Her teasing pulled a rare, genuine smile from him. Typically, Elias found teasing of any sort to be pointless and rude. With Cat... With Ms. St. Giles, it was... different. Her gentle jibes were meant to ease and not to raise tensions. It worked. She had a certain sort of magic about her, enchantment lodged in every syllable she spoke, witchcraft in her fingertips. Yes. He smiled.
It was not difficult to imagine her stashed in the back of an Italian cafe, reading and enjoying the ambient sounds of the shop. It was equally easy to see her in a wool peacoat, fur at her throat, with London fog swirling at her ankles. This imagination of his struggled not at all with the fact that he had no good idea about what she actually looked like; it filled in the blank spaces and created for Elias a picture that seemed reasonable enough.
"I'm pleased that you see them every once and a while.
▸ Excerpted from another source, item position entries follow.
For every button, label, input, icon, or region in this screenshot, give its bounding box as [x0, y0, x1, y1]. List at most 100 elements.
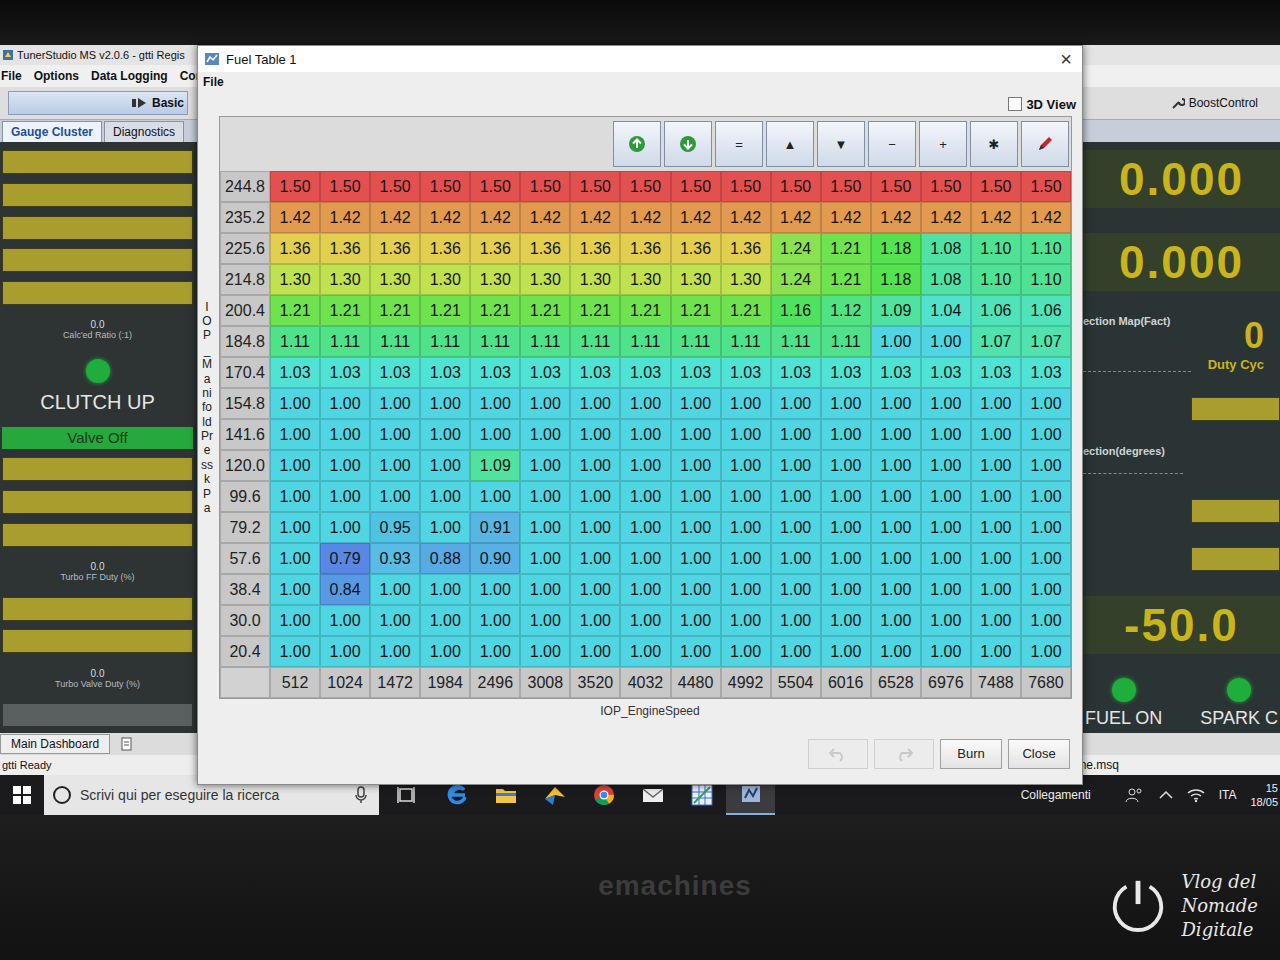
table-cell[interactable]: 1.00 [320, 605, 370, 636]
table-cell[interactable]: 1.00 [620, 419, 670, 450]
table-cell[interactable]: 1.12 [821, 295, 871, 326]
table-cell[interactable]: 1.07 [1021, 326, 1071, 357]
table-cell[interactable]: 1.00 [871, 388, 921, 419]
table-cell[interactable]: 1.00 [721, 636, 771, 667]
table-cell[interactable]: 1.04 [921, 295, 971, 326]
table-cell[interactable]: 1.00 [871, 605, 921, 636]
table-cell[interactable]: 1.00 [270, 574, 320, 605]
table-cell[interactable]: 1.00 [1021, 481, 1071, 512]
table-cell[interactable]: 1.36 [570, 233, 620, 264]
table-cell[interactable]: 0.91 [470, 512, 520, 543]
table-cell[interactable]: 1.00 [671, 605, 721, 636]
table-cell[interactable]: 1.36 [620, 233, 670, 264]
table-cell[interactable]: 1.09 [871, 295, 921, 326]
dashboard-tab[interactable]: Main Dashboard [0, 734, 110, 754]
table-cell[interactable]: 1.21 [320, 295, 370, 326]
table-cell[interactable]: 1.00 [520, 450, 570, 481]
menu-item[interactable]: Data Logging [91, 69, 168, 83]
table-cell[interactable]: 1.50 [971, 171, 1021, 202]
table-cell[interactable]: 1.18 [871, 233, 921, 264]
table-cell[interactable]: 1.08 [921, 233, 971, 264]
table-cell[interactable]: 1.36 [270, 233, 320, 264]
table-cell[interactable]: 1.00 [871, 636, 921, 667]
table-cell[interactable]: 1.06 [1021, 295, 1071, 326]
table-cell[interactable]: 1.00 [320, 388, 370, 419]
table-cell[interactable]: 1.00 [671, 419, 721, 450]
language-indicator[interactable]: ITA [1219, 788, 1237, 802]
table-cell[interactable]: 1.11 [370, 326, 420, 357]
table-cell[interactable]: 1.50 [871, 171, 921, 202]
menu-item[interactable]: File [1, 69, 22, 83]
table-cell[interactable]: 1.00 [921, 326, 971, 357]
table-cell[interactable]: 1.00 [320, 636, 370, 667]
table-cell[interactable]: 1.07 [971, 326, 1021, 357]
table-cell[interactable]: 1.10 [1021, 264, 1071, 295]
table-cell[interactable]: 1.03 [671, 357, 721, 388]
table-cell[interactable]: 1.00 [771, 512, 821, 543]
table-cell[interactable]: 1.50 [470, 171, 520, 202]
table-cell[interactable]: 1.00 [420, 512, 470, 543]
table-cell[interactable]: 1.00 [871, 543, 921, 574]
checkbox[interactable] [1008, 97, 1022, 111]
table-cell[interactable]: 1.00 [771, 636, 821, 667]
table-cell[interactable]: 1.36 [520, 233, 570, 264]
table-cell[interactable]: 1.00 [570, 574, 620, 605]
table-cell[interactable]: 1.00 [921, 388, 971, 419]
table-cell[interactable]: 1.00 [671, 574, 721, 605]
table-cell[interactable]: 1.42 [671, 202, 721, 233]
table-cell[interactable]: 1.36 [320, 233, 370, 264]
table-cell[interactable]: 1.00 [520, 419, 570, 450]
table-cell[interactable]: 0.79 [320, 543, 370, 574]
table-cell[interactable]: 1.00 [971, 481, 1021, 512]
table-cell[interactable]: 1.42 [620, 202, 670, 233]
table-cell[interactable]: 1.00 [270, 388, 320, 419]
table-cell[interactable]: 1.36 [470, 233, 520, 264]
table-cell[interactable]: 1.00 [470, 636, 520, 667]
table-cell[interactable]: 1.00 [971, 636, 1021, 667]
table-cell[interactable]: 1.00 [971, 605, 1021, 636]
tab[interactable]: Gauge Cluster [2, 121, 102, 142]
table-cell[interactable]: 1.03 [270, 357, 320, 388]
table-cell[interactable]: 1.21 [671, 295, 721, 326]
tool-button[interactable] [613, 121, 661, 167]
table-cell[interactable]: 1.30 [320, 264, 370, 295]
windows-icon[interactable] [12, 785, 32, 805]
table-cell[interactable]: 1.08 [921, 264, 971, 295]
table-cell[interactable]: 1.00 [370, 636, 420, 667]
table-cell[interactable]: 1.00 [1021, 512, 1071, 543]
table-cell[interactable]: 1.00 [871, 481, 921, 512]
table-cell[interactable]: 1.03 [921, 357, 971, 388]
dialog-button[interactable]: Burn [940, 739, 1002, 769]
dialog-button[interactable]: Close [1008, 739, 1070, 769]
table-cell[interactable]: 1.00 [420, 636, 470, 667]
table-cell[interactable]: 1.00 [370, 450, 420, 481]
table-cell[interactable]: 1.16 [771, 295, 821, 326]
table-cell[interactable]: 1.11 [771, 326, 821, 357]
tool-button[interactable]: ✱ [970, 121, 1018, 167]
table-cell[interactable]: 1.11 [520, 326, 570, 357]
table-cell[interactable]: 1.42 [821, 202, 871, 233]
table-cell[interactable]: 1.00 [721, 481, 771, 512]
table-cell[interactable]: 1.42 [1021, 202, 1071, 233]
table-cell[interactable]: 1.00 [570, 605, 620, 636]
table-cell[interactable]: 1.42 [721, 202, 771, 233]
table-cell[interactable]: 1.00 [721, 388, 771, 419]
table-cell[interactable]: 1.00 [1021, 543, 1071, 574]
table-cell[interactable]: 1.00 [971, 512, 1021, 543]
table-cell[interactable]: 1.00 [771, 419, 821, 450]
table-cell[interactable]: 1.50 [671, 171, 721, 202]
table-cell[interactable]: 1.21 [370, 295, 420, 326]
table-cell[interactable]: 1.30 [470, 264, 520, 295]
table-cell[interactable]: 1.03 [520, 357, 570, 388]
table-cell[interactable]: 1.50 [771, 171, 821, 202]
table-cell[interactable]: 1.00 [671, 636, 721, 667]
table-cell[interactable]: 1.42 [871, 202, 921, 233]
table-cell[interactable]: 1.00 [821, 605, 871, 636]
table-cell[interactable]: 1.00 [871, 512, 921, 543]
table-cell[interactable]: 1.42 [470, 202, 520, 233]
tool-button[interactable]: = [715, 121, 763, 167]
table-cell[interactable]: 1.30 [420, 264, 470, 295]
tool-button[interactable]: ▼ [817, 121, 865, 167]
table-cell[interactable]: 1.00 [320, 419, 370, 450]
table-cell[interactable]: 1.00 [671, 512, 721, 543]
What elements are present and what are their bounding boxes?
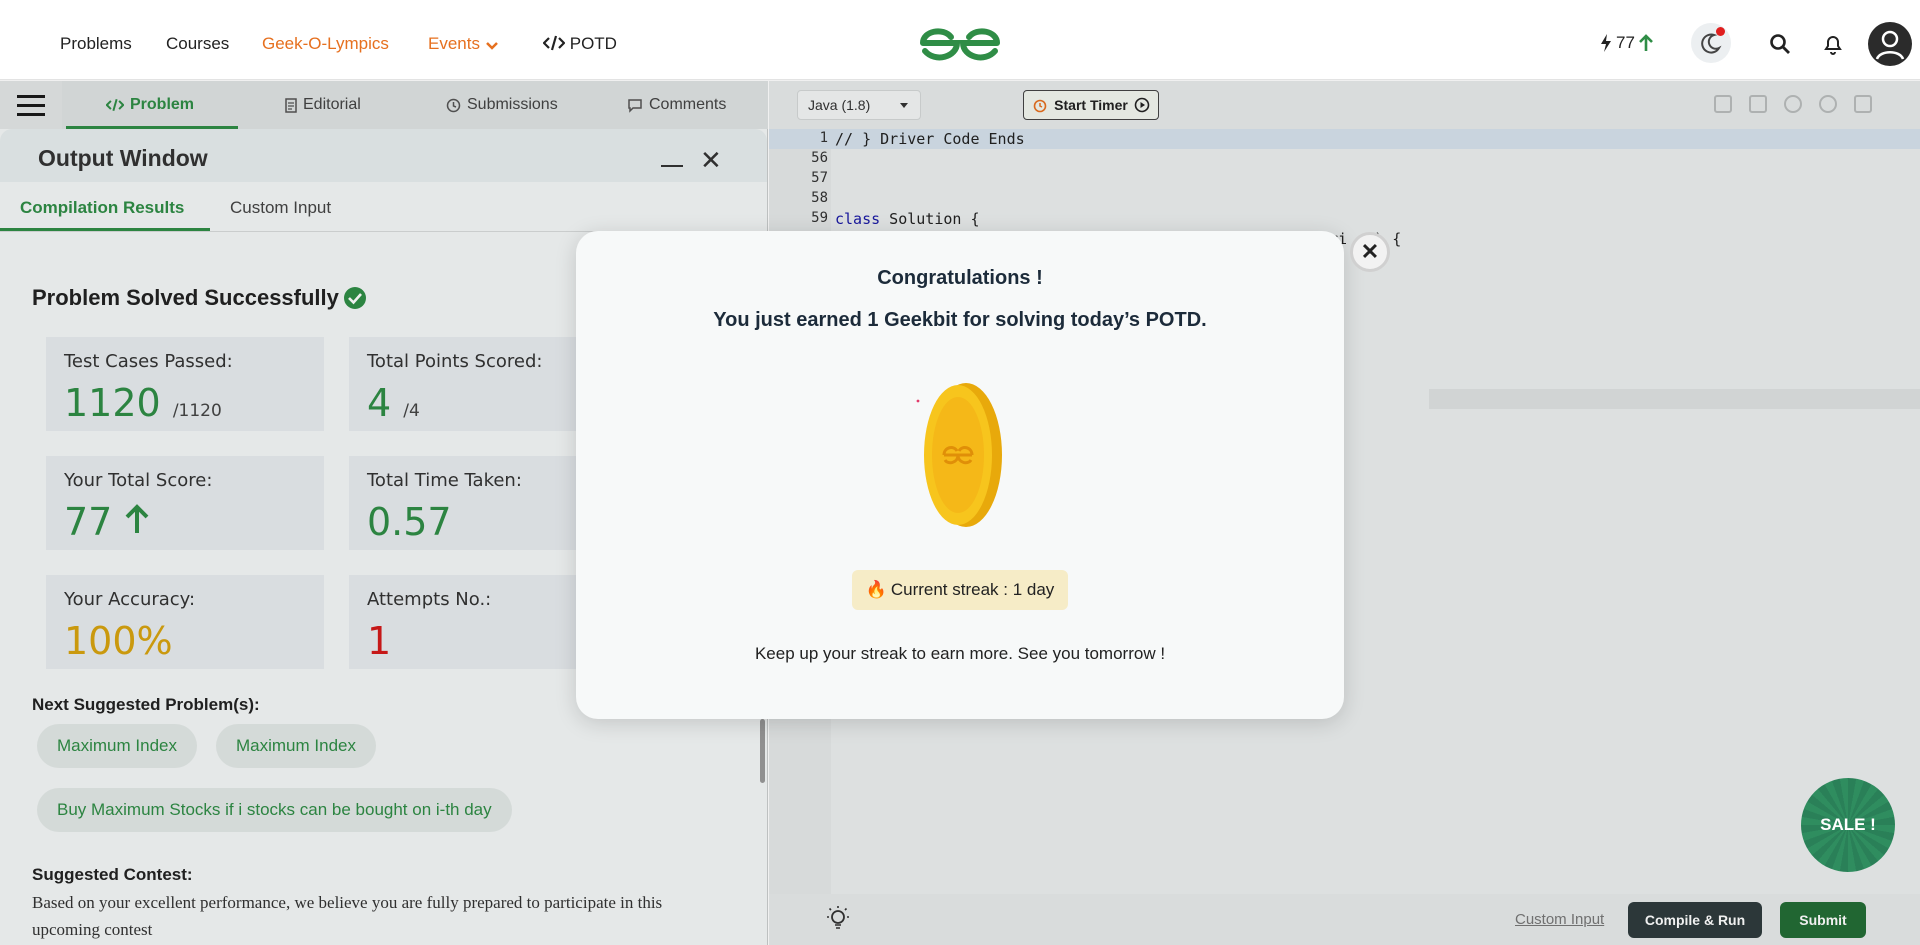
chevron-down-icon: [485, 42, 498, 50]
sale-badge[interactable]: SALE !: [1801, 778, 1895, 872]
arrow-up-icon: [1639, 34, 1653, 51]
nav-events[interactable]: Events: [428, 34, 499, 54]
nav-potd-label: POTD: [569, 34, 617, 53]
user-icon: [1875, 30, 1905, 60]
dark-mode-toggle[interactable]: [1691, 23, 1731, 63]
bell-icon[interactable]: [1821, 32, 1845, 56]
lightning-icon: [1601, 34, 1611, 52]
nav-courses[interactable]: Courses: [166, 34, 229, 54]
modal-footer-text: Keep up your streak to earn more. See yo…: [754, 644, 1166, 663]
modal-title: Congratulations !: [877, 267, 1043, 289]
modal-subtitle: You just earned 1 Geekbit for solving to…: [713, 309, 1207, 331]
modal-close-button[interactable]: ✕: [1350, 232, 1390, 272]
nav-events-label: Events: [428, 34, 480, 53]
score-indicator[interactable]: 77: [1600, 33, 1653, 53]
gfg-logo[interactable]: [917, 21, 1003, 65]
nav-potd[interactable]: POTD: [542, 34, 617, 54]
code-icon: [542, 35, 566, 51]
streak-text: Current streak : 1 day: [890, 580, 1055, 599]
top-nav: Problems Courses Geek-O-Lympics Events P…: [0, 3, 1920, 80]
search-icon[interactable]: [1768, 32, 1792, 56]
geekbit-coin-icon: [916, 383, 1002, 527]
score-value: 77: [1616, 33, 1635, 52]
fire-icon: 🔥: [865, 580, 887, 599]
nav-problems[interactable]: Problems: [60, 34, 132, 54]
congratulations-modal: Congratulations ! You just earned 1 Geek…: [576, 231, 1344, 719]
streak-badge: 🔥 Current streak : 1 day: [852, 570, 1068, 610]
avatar[interactable]: [1868, 22, 1912, 66]
notification-dot: [1716, 27, 1725, 36]
nav-geek-o-lympics[interactable]: Geek-O-Lympics: [262, 34, 389, 54]
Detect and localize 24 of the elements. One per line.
Had I so large a family as yours, I would find it difficult to be away from them for long. But as it stands, my parents never had the chance for more than just myself -- and my mother never remarried. You are fortunate, Ms. St... Cat."
As she stretched, he passed a hand over his eyes as if to clear them. It did very little for him, save to confirm that he was beginning to see the difference between light and darkness again. That was encouraging.
"I head the Network Security department at DynTec," he responded. "It is pleasing enough." The truth was that he preferred working with servers and networks more than working with people. He would not say this to her, however. He recognized that his mostly antisocial behavior was frowned upon by most social creatures -- and Cat struck him very much as a social creature.
Occupied as he was with these thoughts, he was rather unprepared for the crashing light that overtook his sight again. More brutal than before, he gasped before he recovered his control. And then again, after the light, the same otherworldly, demonic shape followed. It turned its head toward him before fading away from his view.
Elias found himself, underneath the searing pain, rather unnerved.